As explained, those who already are powerful are more readily tempted to try to use the ring for their own purpose. Slightly different but interrelated, the desire for control (“binding”) is great in those who already have power – especially among the wise of Middle Earth among whom rightly should have passed to the West already.
The Nazgul had a desire of power and control, as mortal kings among Men. The later Numenorians wanted to be able to thwart death and become immortal like the elves. This is to establish control that is contrary to the gift of mortality. Their mortality and short life spans made them especially attractive targets.
Sauron was a Maiar originally; like Morgoth (the most powerful Valar), his original boss, Sauron wanted to establish a grand kingdom that encompassed all of Middle Earth, and for that matter, Arda, perhaps to stave off Fate. With each defeat, Sauron became less able to control his outer appearance, eventually being defined only by his most singular feature of power and control: the Eye of Sauron. The desire for power and control consumed his individuality. What was left is exactly what was in the One Ring, which is the endless desire for power and control. Those who wear it, therefore, are tempted based on scale with their initial nature.
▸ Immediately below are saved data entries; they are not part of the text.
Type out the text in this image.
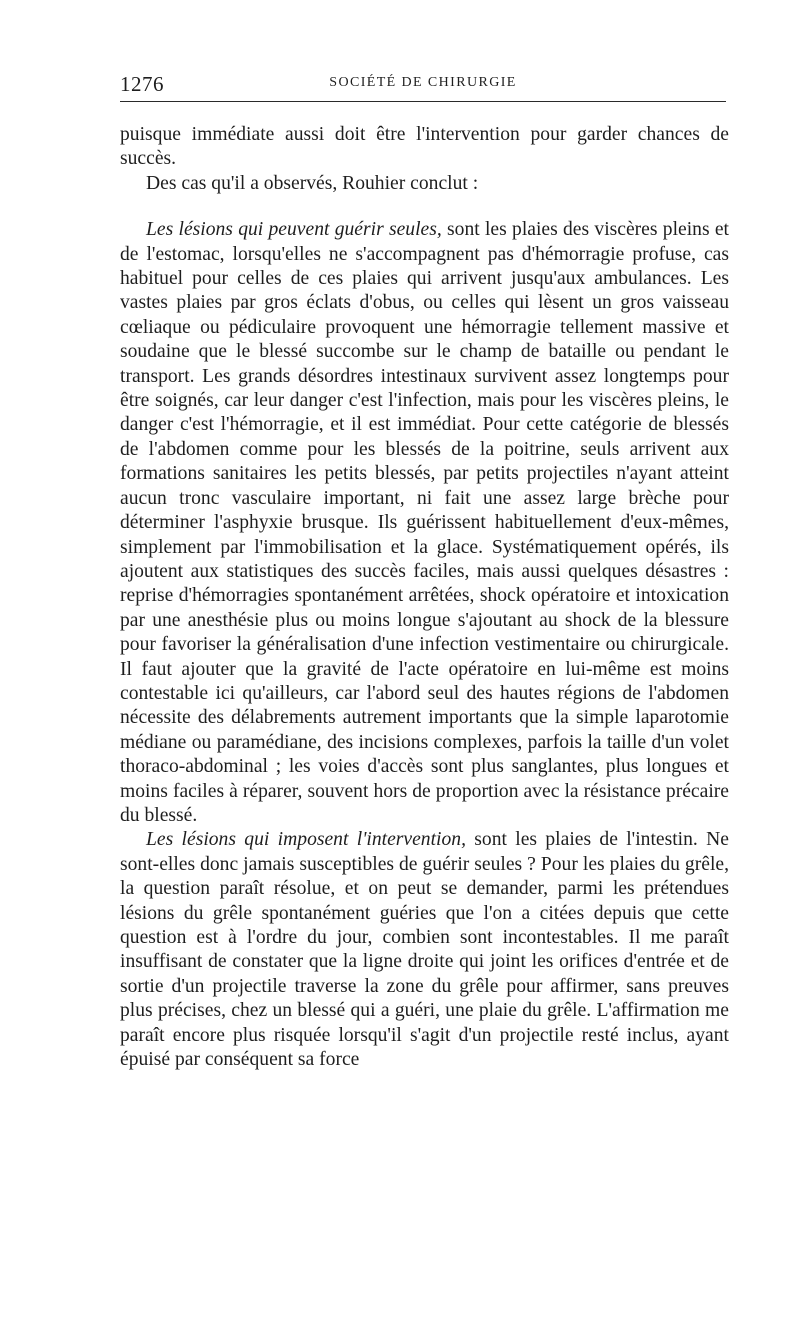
1276	SOCIÉTÉ DE CHIRURGIE

puisque immédiate aussi doit être l'intervention pour garder chances de succès.

Des cas qu'il a observés, Rouhier conclut :

Les lésions qui peuvent guérir seules, sont les plaies des viscères pleins et de l'estomac, lorsqu'elles ne s'accompagnent pas d'hémorragie profuse, cas habituel pour celles de ces plaies qui arrivent jusqu'aux ambulances. Les vastes plaies par gros éclats d'obus, ou celles qui lèsent un gros vaisseau cœliaque ou pédiculaire provoquent une hémorragie tellement massive et soudaine que le blessé succombe sur le champ de bataille ou pendant le transport. Les grands désordres intestinaux survivent assez longtemps pour être soignés, car leur danger c'est l'infection, mais pour les viscères pleins, le danger c'est l'hémorragie, et il est immédiat. Pour cette catégorie de blessés de l'abdomen comme pour les blessés de la poitrine, seuls arrivent aux formations sanitaires les petits blessés, par petits projectiles n'ayant atteint aucun tronc vasculaire important, ni fait une assez large brèche pour déterminer l'asphyxie brusque. Ils guérissent habituellement d'eux-mêmes, simplement par l'immobilisation et la glace. Systématiquement opérés, ils ajoutent aux statistiques des succès faciles, mais aussi quelques désastres : reprise d'hémorragies spontanément arrêtées, shock opératoire et intoxication par une anesthésie plus ou moins longue s'ajoutant au shock de la blessure pour favoriser la généralisation d'une infection vestimentaire ou chirurgicale. Il faut ajouter que la gravité de l'acte opératoire en lui-même est moins contestable ici qu'ailleurs, car l'abord seul des hautes régions de l'abdomen nécessite des délabrements autrement importants que la simple laparotomie médiane ou paramédiane, des incisions complexes, parfois la taille d'un volet thoraco-abdominal ; les voies d'accès sont plus sanglantes, plus longues et moins faciles à réparer, souvent hors de proportion avec la résistance précaire du blessé.

Les lésions qui imposent l'intervention, sont les plaies de l'intestin. Ne sont-elles donc jamais susceptibles de guérir seules ? Pour les plaies du grêle, la question paraît résolue, et on peut se demander, parmi les prétendues lésions du grêle spontanément guéries que l'on a citées depuis que cette question est à l'ordre du jour, combien sont incontestables. Il me paraît insuffisant de constater que la ligne droite qui joint les orifices d'entrée et de sortie d'un projectile traverse la zone du grêle pour affirmer, sans preuves plus précises, chez un blessé qui a guéri, une plaie du grêle. L'affirmation me paraît encore plus risquée lorsqu'il s'agit d'un projectile resté inclus, ayant épuisé par conséquent sa force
Because of the loss of identity, the One Ring, much like the blindness of Sauron (blind to the possibility that anyone would want to destroy the One Ring) afflicts the long term wearer, but otherwise doesn’t have much sophistication beyond its own simple, evil, but overwhelming drives. It cannot place complicated suggestions into the minds of the wearer, but it can enhance what is already in the wearer. Like Paul suggests, it cannot roll its way to Mordor; at best, it can expand and contract, grow heavier or lighter, in the presence of those who are closer to its nature. It didn’t go crazy when it was close to Mt Doom, the only place it could be destroyed. It did however detect the power there.
In short, the One Ring inspires the desire of power and control in anyone, because it doesn’t possess the ability or wisdom to choose to withhold it. The overwhelming desire for power and control is contrary to the natural order, intelligence and choice.